Less and less, effort is being asked of us. Take dating apps like Tinder for example. Tinder claims it is “how people meet…like real life, but better.” With apps like Tinder people don’t even have to meet another person to determine whether or not they want to get to know them. By simply swiping your finger to the left you can prevent unwanted interactions from happening and by swiping right, affirm attraction and start interaction. I’m certain plenty of folks have found affection from others through the use of Tinder. However, my point is that the website can claim to be better than real life because it requires much less of us than real life does, and can’t the requirements of life get overwhelming at times? Just the pursuit of a romantic relationship in person can be awkward, uncertain, time consuming, and thought consuming. Tinder makes things more convenient.
So in a world filled with apps, programs, and things that are meant to offer convenience, why must I do away with living out of convenience? Well, I am learning that my efforts aren’t simply for my own gains.
Whatever you do, work at it with all your heart, as working for the Lord and not for men”- Colossians 3:23
Working with all of my heart, and working for the Lord sounds like hard work. It has a certain weight to it in my mind, higher expectations. I also know that God has given me passions and a calling that I cannot compromise for convenience. So the only solution I have found that has helped me kill my addiction to convenience is by doing the opposite, chasing inconvenience.
By chasing inconvenience, I pursue and embrace the reality of difficulty. The Christian life may not be easy, nor was it meant to be. Jesus wasn’t shy about the inconveniences that come with following him. In fact in Matthew 16:24-26 He said, “If anyone would come after me, let him deny himself and take up his cross and follow me. For whoever would save his life will lose it, but whoever loses his life for my sake will find it.” Denying ourselves isn’t comfortable. Chasing inconvenience is a life of cost and interruption. Speaking out against racial inequality costs me people’s approval. Being liked by everyone is way more convenient than being perceived as an angry, black woman.

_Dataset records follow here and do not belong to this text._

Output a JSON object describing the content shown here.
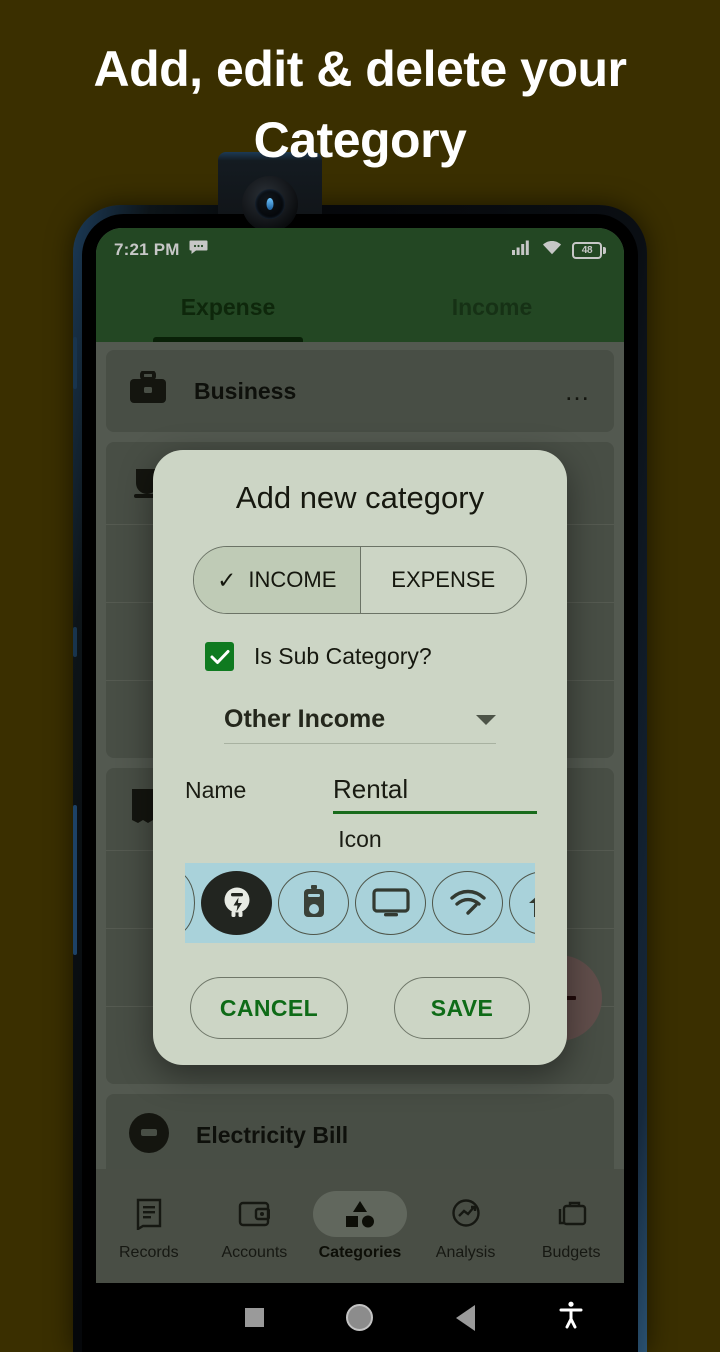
{
  "promo": {
    "headline_line1": "Add, edit & delete your",
    "headline_line2": "Category",
    "background_color": "#3a2f00",
    "text_color": "#ffffff"
  },
  "status_bar": {
    "time": "7:21 PM",
    "message_icon": "message-icon",
    "signal_icon": "cellular-signal-icon",
    "wifi_icon": "wifi-icon",
    "battery_level": "48",
    "background_color": "#2d5b2e"
  },
  "app": {
    "accent_green": "#2d5b2e",
    "tabs": [
      {
        "label": "Expense",
        "active": true
      },
      {
        "label": "Income",
        "active": false
      }
    ],
    "categories": [
      {
        "name": "Business",
        "icon": "briefcase-icon",
        "menu": "…"
      },
      {
        "name": "",
        "icon": "cup-icon",
        "menu": ""
      },
      {
        "name": "",
        "icon": "receipt-icon",
        "menu": ""
      },
      {
        "name": "Electricity Bill",
        "icon": "bulb-icon",
        "menu": ""
      }
    ],
    "fab": {
      "label": "+",
      "name": "add-category-fab",
      "color": "#7d6561"
    },
    "bottom_nav": [
      {
        "label": "Records",
        "icon": "records-icon",
        "active": false
      },
      {
        "label": "Accounts",
        "icon": "wallet-icon",
        "active": false
      },
      {
        "label": "Categories",
        "icon": "shapes-icon",
        "active": true
      },
      {
        "label": "Analysis",
        "icon": "analysis-icon",
        "active": false
      },
      {
        "label": "Budgets",
        "icon": "briefcase-icon",
        "active": false
      }
    ]
  },
  "dialog": {
    "title": "Add new category",
    "background_color": "#ccd5c5",
    "segmented": {
      "options": [
        {
          "label": "INCOME",
          "selected": true,
          "check": "✓"
        },
        {
          "label": "EXPENSE",
          "selected": false,
          "check": ""
        }
      ]
    },
    "sub_category": {
      "label": "Is Sub Category?",
      "checked": true,
      "check_color": "#0f7a20"
    },
    "parent_dropdown": {
      "value": "Other Income",
      "caret": "chevron-down-icon"
    },
    "name_field": {
      "label": "Name",
      "value": "Rental",
      "placeholder": "Name",
      "underline_color": "#186b1c"
    },
    "icon_picker": {
      "label": "Icon",
      "strip_color": "#a9d2da",
      "icons": [
        {
          "name": "partial-left-icon",
          "selected": false
        },
        {
          "name": "electric-bulb-icon",
          "selected": true
        },
        {
          "name": "gas-cylinder-icon",
          "selected": false
        },
        {
          "name": "television-icon",
          "selected": false
        },
        {
          "name": "wifi-speed-icon",
          "selected": false
        },
        {
          "name": "house-icon",
          "selected": false
        }
      ]
    },
    "actions": {
      "cancel_label": "CANCEL",
      "save_label": "SAVE",
      "text_color": "#0e6b17"
    }
  },
  "android_nav": {
    "recents": "square-recents-icon",
    "home": "circle-home-icon",
    "back": "triangle-back-icon",
    "accessibility": "accessibility-icon"
  }
}
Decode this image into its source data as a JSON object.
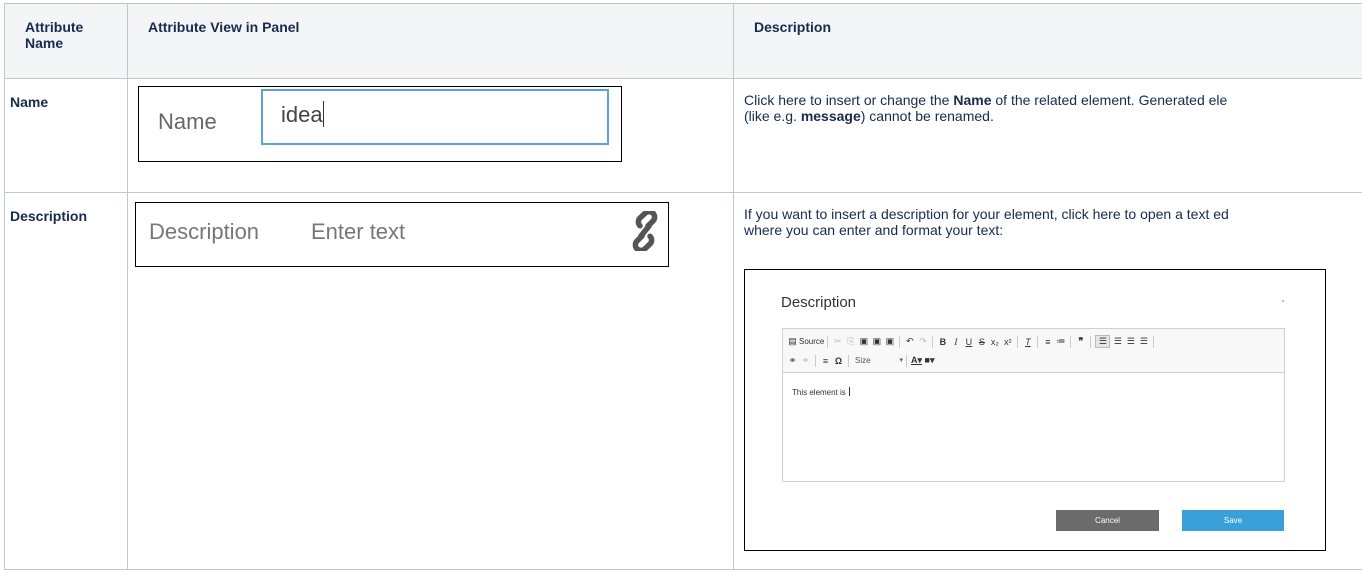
{
  "table": {
    "headers": [
      "Attribute Name",
      "Attribute View in Panel",
      "Description"
    ],
    "rows": [
      {
        "attribute_name": "Name",
        "panel": {
          "label": "Name",
          "value": "idea"
        },
        "description": {
          "segments": [
            {
              "t": "Click here to insert or change the ",
              "b": false
            },
            {
              "t": "Name",
              "b": true
            },
            {
              "t": " of the related element. Generated ele\n(like e.g. ",
              "b": false
            },
            {
              "t": "message",
              "b": true
            },
            {
              "t": ") cannot be renamed.",
              "b": false
            }
          ]
        }
      },
      {
        "attribute_name": "Description",
        "panel": {
          "label": "Description",
          "placeholder": "Enter text",
          "icon": "link-icon"
        },
        "description": {
          "segments": [
            {
              "t": "If you want to insert a description for your element, click here to open a text ed\nwhere you can enter and format your text:",
              "b": false
            }
          ]
        },
        "editor": {
          "title": "Description",
          "toolbar_source": "Source",
          "size_label": "Size",
          "body_text": "This element is",
          "cancel_label": "Cancel",
          "save_label": "Save"
        }
      }
    ]
  },
  "colors": {
    "border": "#c1c7d0",
    "header_bg": "#f4f5f7",
    "input_focus": "#5aa3d6",
    "save": "#3aa0d9",
    "cancel": "#6b6b6b"
  }
}
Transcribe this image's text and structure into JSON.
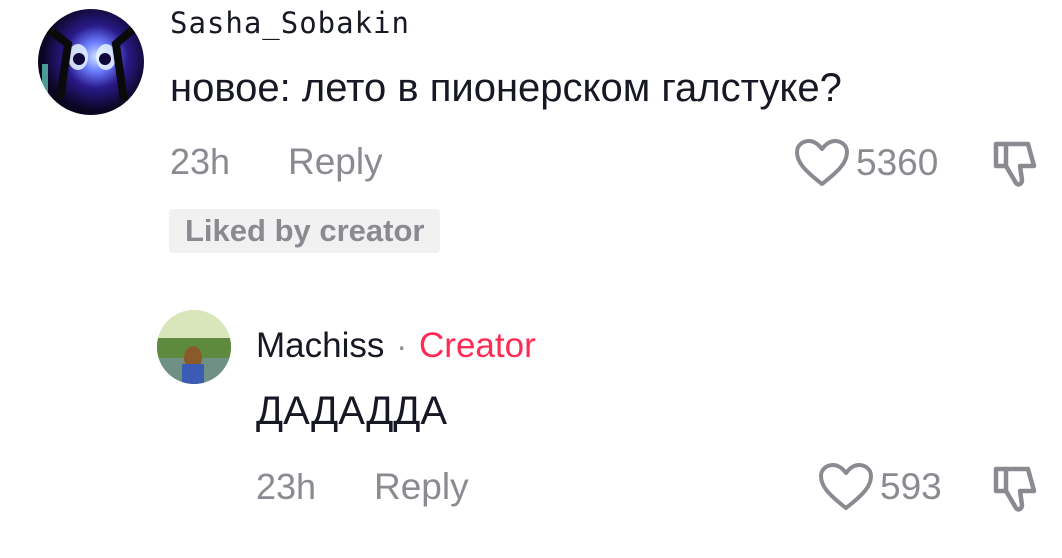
{
  "comment": {
    "username": "Sasha_Sobakin",
    "text": "новое: лето в пионерском галстуке?",
    "time": "23h",
    "reply_label": "Reply",
    "likes": "5360",
    "badge": "Liked by creator"
  },
  "reply": {
    "username": "Machiss",
    "separator": "·",
    "role_tag": "Creator",
    "text": "ДАДАДДА",
    "time": "23h",
    "reply_label": "Reply",
    "likes": "593"
  },
  "icons": {
    "like": "heart-outline-icon",
    "dislike": "thumbs-down-icon"
  },
  "colors": {
    "text_primary": "#161823",
    "text_secondary": "#8a8b91",
    "creator_accent": "#fe2c55",
    "badge_bg": "#f1f1f2"
  }
}
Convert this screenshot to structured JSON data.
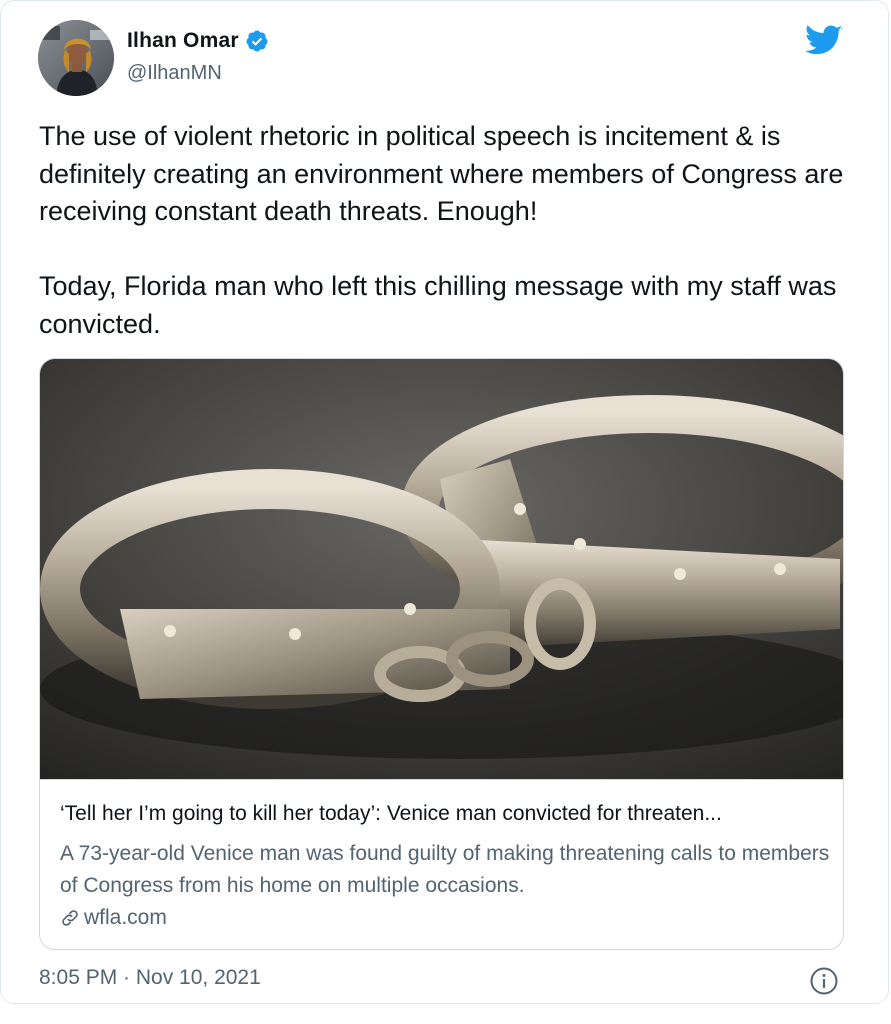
{
  "author": {
    "display_name": "Ilhan Omar",
    "handle": "@IlhanMN",
    "verified": true,
    "verified_icon": "verified-badge-icon",
    "avatar": "profile-photo"
  },
  "brand": {
    "icon": "twitter-bird-icon",
    "color": "#1d9bf0"
  },
  "tweet": {
    "text": "The use of violent rhetoric in political speech is incitement & is definitely creating an environment where members of Congress are receiving constant death threats. Enough!\n\nToday, Florida man who left this chilling message with my staff was convicted."
  },
  "card": {
    "image": "handcuffs-photo",
    "title": "‘Tell her I’m going to kill her today’: Venice man convicted for threaten...",
    "description": "A 73-year-old Venice man was found guilty of making threatening calls to members of Congress from his home on multiple occasions.",
    "domain": "wfla.com",
    "domain_icon": "link-icon"
  },
  "footer": {
    "timestamp": "8:05 PM · Nov 10, 2021",
    "info_icon": "info-icon"
  },
  "colors": {
    "text_primary": "#0f1419",
    "text_secondary": "#536471",
    "border": "#cfd9de",
    "accent": "#1d9bf0"
  }
}
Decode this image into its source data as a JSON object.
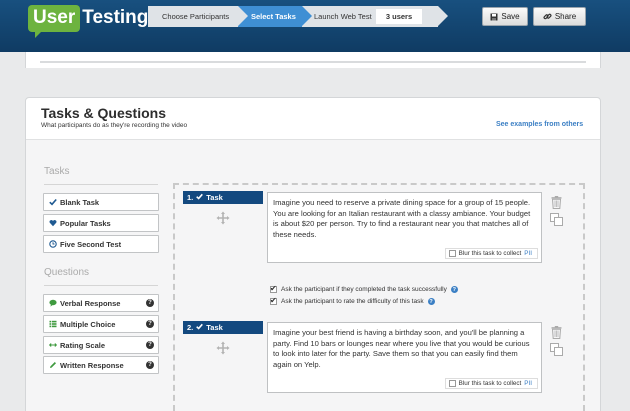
{
  "header": {
    "logo_user": "User",
    "logo_testing": "Testing",
    "logo_reg": "®",
    "steps": [
      "Choose Participants",
      "Select Tasks",
      "Launch Web Test"
    ],
    "active_step": "Select Tasks",
    "users_count": "3 users",
    "save_label": "Save",
    "share_label": "Share"
  },
  "card": {
    "title": "Tasks & Questions",
    "subtitle": "What participants do as they're recording the video",
    "examples_link": "See examples from others"
  },
  "sidebar": {
    "tasks_title": "Tasks",
    "task_items": [
      {
        "label": "Blank Task",
        "icon": "checkmark-icon"
      },
      {
        "label": "Popular Tasks",
        "icon": "heart-icon"
      },
      {
        "label": "Five Second Test",
        "icon": "clock-icon"
      }
    ],
    "questions_title": "Questions",
    "question_items": [
      {
        "label": "Verbal Response",
        "icon": "speech-bubble-icon"
      },
      {
        "label": "Multiple Choice",
        "icon": "list-icon"
      },
      {
        "label": "Rating Scale",
        "icon": "double-arrow-icon"
      },
      {
        "label": "Written Response",
        "icon": "pencil-icon"
      }
    ]
  },
  "tasks": [
    {
      "number": "1.",
      "type": "Task",
      "text": "Imagine you need to reserve a private dining space for a group of 15 people. You are looking for an Italian restaurant with a classy ambiance. Your budget is about $20 per person. Try to find a restaurant near you that matches all of these needs.",
      "blur_label": "Blur this task to collect",
      "blur_link": "PII"
    },
    {
      "number": "2.",
      "type": "Task",
      "text": "Imagine your best friend is having a birthday soon, and you'll be planning a party. Find 10 bars or lounges near where you live that you would be curious to look into later for the party. Save them so that you can easily find them again on Yelp.",
      "blur_label": "Blur this task to collect",
      "blur_link": "PII"
    }
  ],
  "options": [
    {
      "label": "Ask the participant if they completed the task successfully",
      "checked": true
    },
    {
      "label": "Ask the participant to rate the difficulty of this task",
      "checked": true
    }
  ],
  "colors": {
    "header_bg": "#13497f",
    "active_step": "#3f8fd4",
    "logo_green": "#6db33f",
    "link_blue": "#3b7fc4"
  }
}
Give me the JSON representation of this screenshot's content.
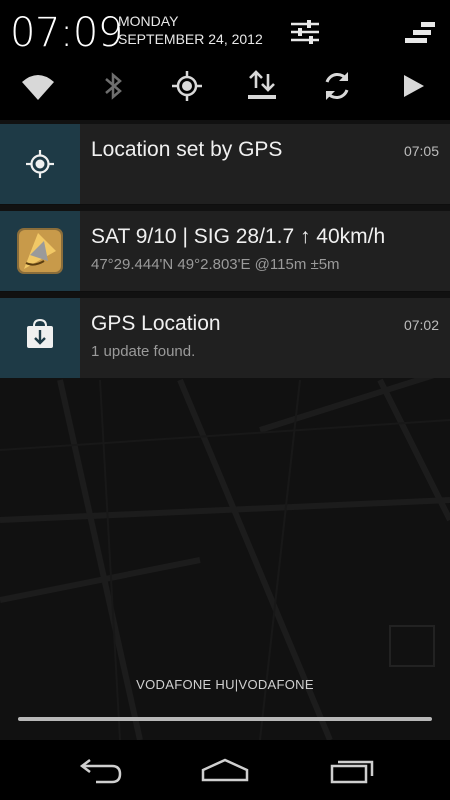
{
  "status": {
    "time": "07:09",
    "day": "MONDAY",
    "date": "SEPTEMBER 24, 2012"
  },
  "header_icons": [
    "settings-sliders-icon",
    "clear-all-icon"
  ],
  "quick_settings": [
    "wifi-icon",
    "bluetooth-icon",
    "gps-icon",
    "data-icon",
    "sync-icon",
    "play-icon"
  ],
  "notifications": [
    {
      "title": "Location set by GPS",
      "time": "07:05",
      "icon": "gps-target-icon"
    },
    {
      "title": "SAT 9/10 | SIG 28/1.7 ↑ 40km/h",
      "subtitle": "47°29.444'N 49°2.803'E @115m ±5m",
      "icon": "gps-app-icon"
    },
    {
      "title": "GPS Location",
      "subtitle": "1 update found.",
      "time": "07:02",
      "icon": "store-bag-icon"
    }
  ],
  "carrier": "VODAFONE HU|VODAFONE",
  "navbar": [
    "back-icon",
    "home-icon",
    "recents-icon"
  ],
  "colors": {
    "icon_box": "#1e3a46",
    "notification_bg": "#202020",
    "accent_orange": "#e89a2c"
  }
}
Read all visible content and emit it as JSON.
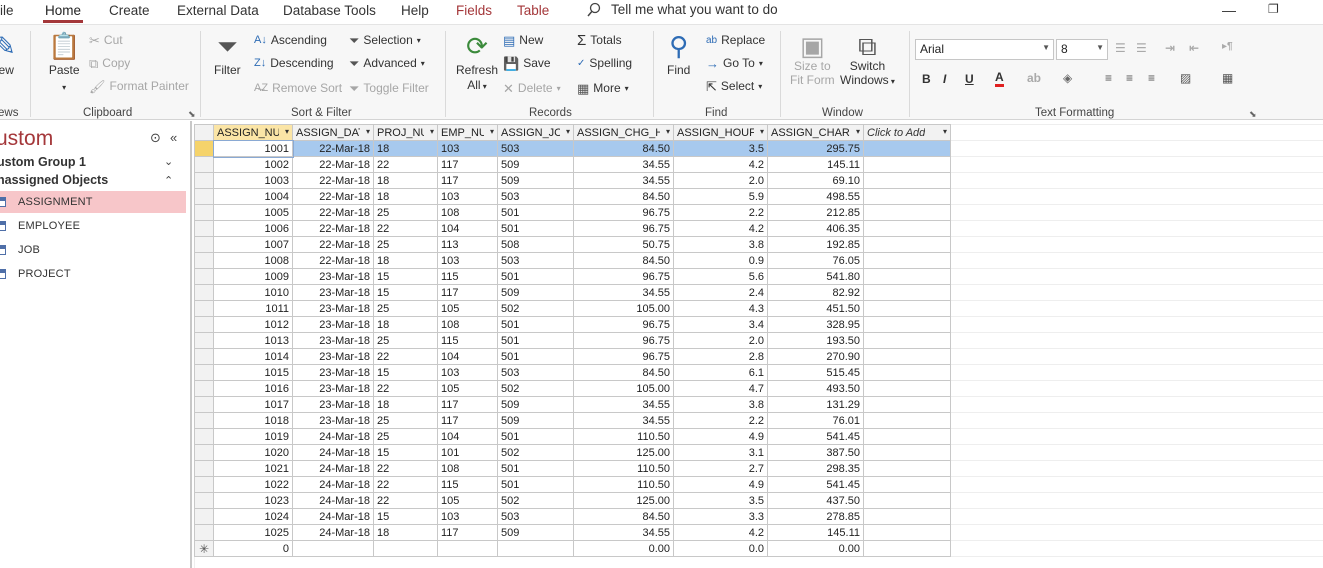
{
  "menu": {
    "tabs": [
      "ile",
      "Home",
      "Create",
      "External Data",
      "Database Tools",
      "Help",
      "Fields",
      "Table"
    ],
    "active": "Home",
    "tell_me": "Tell me what you want to do"
  },
  "ribbon": {
    "views_label": "ews",
    "views_btn": "iew",
    "clipboard": {
      "label": "Clipboard",
      "paste": "Paste",
      "cut": "Cut",
      "copy": "Copy",
      "format_painter": "Format Painter"
    },
    "sort_filter": {
      "label": "Sort & Filter",
      "filter": "Filter",
      "ascending": "Ascending",
      "descending": "Descending",
      "remove_sort": "Remove Sort",
      "selection": "Selection",
      "advanced": "Advanced",
      "toggle_filter": "Toggle Filter"
    },
    "records": {
      "label": "Records",
      "refresh": "Refresh",
      "refresh_all": "All",
      "new": "New",
      "save": "Save",
      "delete": "Delete",
      "totals": "Totals",
      "spelling": "Spelling",
      "more": "More"
    },
    "find": {
      "label": "Find",
      "find": "Find",
      "replace": "Replace",
      "goto": "Go To",
      "select": "Select"
    },
    "window": {
      "label": "Window",
      "size_to_fit_1": "Size to",
      "size_to_fit_2": "Fit Form",
      "switch_1": "Switch",
      "switch_2": "Windows"
    },
    "text_formatting": {
      "label": "Text Formatting",
      "font": "Arial",
      "size": "8",
      "bold": "B",
      "italic": "I",
      "underline": "U"
    }
  },
  "nav": {
    "title": "ustom",
    "groups": [
      "ustom Group 1",
      "nassigned Objects"
    ],
    "items": [
      "ASSIGNMENT",
      "EMPLOYEE",
      "JOB",
      "PROJECT"
    ],
    "selected": "ASSIGNMENT"
  },
  "table": {
    "columns": [
      "ASSIGN_NU",
      "ASSIGN_DAT",
      "PROJ_NU",
      "EMP_NU",
      "ASSIGN_JC",
      "ASSIGN_CHG_H",
      "ASSIGN_HOUF",
      "ASSIGN_CHAR",
      "Click to Add"
    ],
    "rows": [
      [
        "1001",
        "22-Mar-18",
        "18",
        "103",
        "503",
        "84.50",
        "3.5",
        "295.75"
      ],
      [
        "1002",
        "22-Mar-18",
        "22",
        "117",
        "509",
        "34.55",
        "4.2",
        "145.11"
      ],
      [
        "1003",
        "22-Mar-18",
        "18",
        "117",
        "509",
        "34.55",
        "2.0",
        "69.10"
      ],
      [
        "1004",
        "22-Mar-18",
        "18",
        "103",
        "503",
        "84.50",
        "5.9",
        "498.55"
      ],
      [
        "1005",
        "22-Mar-18",
        "25",
        "108",
        "501",
        "96.75",
        "2.2",
        "212.85"
      ],
      [
        "1006",
        "22-Mar-18",
        "22",
        "104",
        "501",
        "96.75",
        "4.2",
        "406.35"
      ],
      [
        "1007",
        "22-Mar-18",
        "25",
        "113",
        "508",
        "50.75",
        "3.8",
        "192.85"
      ],
      [
        "1008",
        "22-Mar-18",
        "18",
        "103",
        "503",
        "84.50",
        "0.9",
        "76.05"
      ],
      [
        "1009",
        "23-Mar-18",
        "15",
        "115",
        "501",
        "96.75",
        "5.6",
        "541.80"
      ],
      [
        "1010",
        "23-Mar-18",
        "15",
        "117",
        "509",
        "34.55",
        "2.4",
        "82.92"
      ],
      [
        "1011",
        "23-Mar-18",
        "25",
        "105",
        "502",
        "105.00",
        "4.3",
        "451.50"
      ],
      [
        "1012",
        "23-Mar-18",
        "18",
        "108",
        "501",
        "96.75",
        "3.4",
        "328.95"
      ],
      [
        "1013",
        "23-Mar-18",
        "25",
        "115",
        "501",
        "96.75",
        "2.0",
        "193.50"
      ],
      [
        "1014",
        "23-Mar-18",
        "22",
        "104",
        "501",
        "96.75",
        "2.8",
        "270.90"
      ],
      [
        "1015",
        "23-Mar-18",
        "15",
        "103",
        "503",
        "84.50",
        "6.1",
        "515.45"
      ],
      [
        "1016",
        "23-Mar-18",
        "22",
        "105",
        "502",
        "105.00",
        "4.7",
        "493.50"
      ],
      [
        "1017",
        "23-Mar-18",
        "18",
        "117",
        "509",
        "34.55",
        "3.8",
        "131.29"
      ],
      [
        "1018",
        "23-Mar-18",
        "25",
        "117",
        "509",
        "34.55",
        "2.2",
        "76.01"
      ],
      [
        "1019",
        "24-Mar-18",
        "25",
        "104",
        "501",
        "110.50",
        "4.9",
        "541.45"
      ],
      [
        "1020",
        "24-Mar-18",
        "15",
        "101",
        "502",
        "125.00",
        "3.1",
        "387.50"
      ],
      [
        "1021",
        "24-Mar-18",
        "22",
        "108",
        "501",
        "110.50",
        "2.7",
        "298.35"
      ],
      [
        "1022",
        "24-Mar-18",
        "22",
        "115",
        "501",
        "110.50",
        "4.9",
        "541.45"
      ],
      [
        "1023",
        "24-Mar-18",
        "22",
        "105",
        "502",
        "125.00",
        "3.5",
        "437.50"
      ],
      [
        "1024",
        "24-Mar-18",
        "15",
        "103",
        "503",
        "84.50",
        "3.3",
        "278.85"
      ],
      [
        "1025",
        "24-Mar-18",
        "18",
        "117",
        "509",
        "34.55",
        "4.2",
        "145.11"
      ]
    ],
    "new_row": [
      "0",
      "",
      "",
      "",
      "",
      "0.00",
      "0.0",
      "0.00"
    ],
    "new_row_marker": "✳"
  }
}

What’s easiest is not always what’s best. In the pursuing our passions there will be difficulty and sometimes we must make up our minds to press into that difficulty instead of immediately looking for an alternative. Every growth comes with growing pains. Inconvenience is not the ultimate goal of our chase. However, I chase inconvenience because I don’t want to run from the inconveniences that come with my calling. This is why I believe it is important to understand what we’re ultimately chasing and why. What are we pursuing that is worth all of the difficulties and effort? Also, we must have a secure source of strength. The grace and promises offered through Jesus are what help me to face difficulties head on. Knowing that God’s power is made perfect in my weakness frees me from fear of challenges and allows me to trust in Him with every outcome.
We can’t cut corners to the kingdom of God. We can’t cut corners in the expression of our passions. However, we can chase inconvenience and rest assured that He is faithful to rest upon us in every hardship and difficulty.
Do we want comfort more than we want the manifestation of our callings? That is a question worth asking ourselves.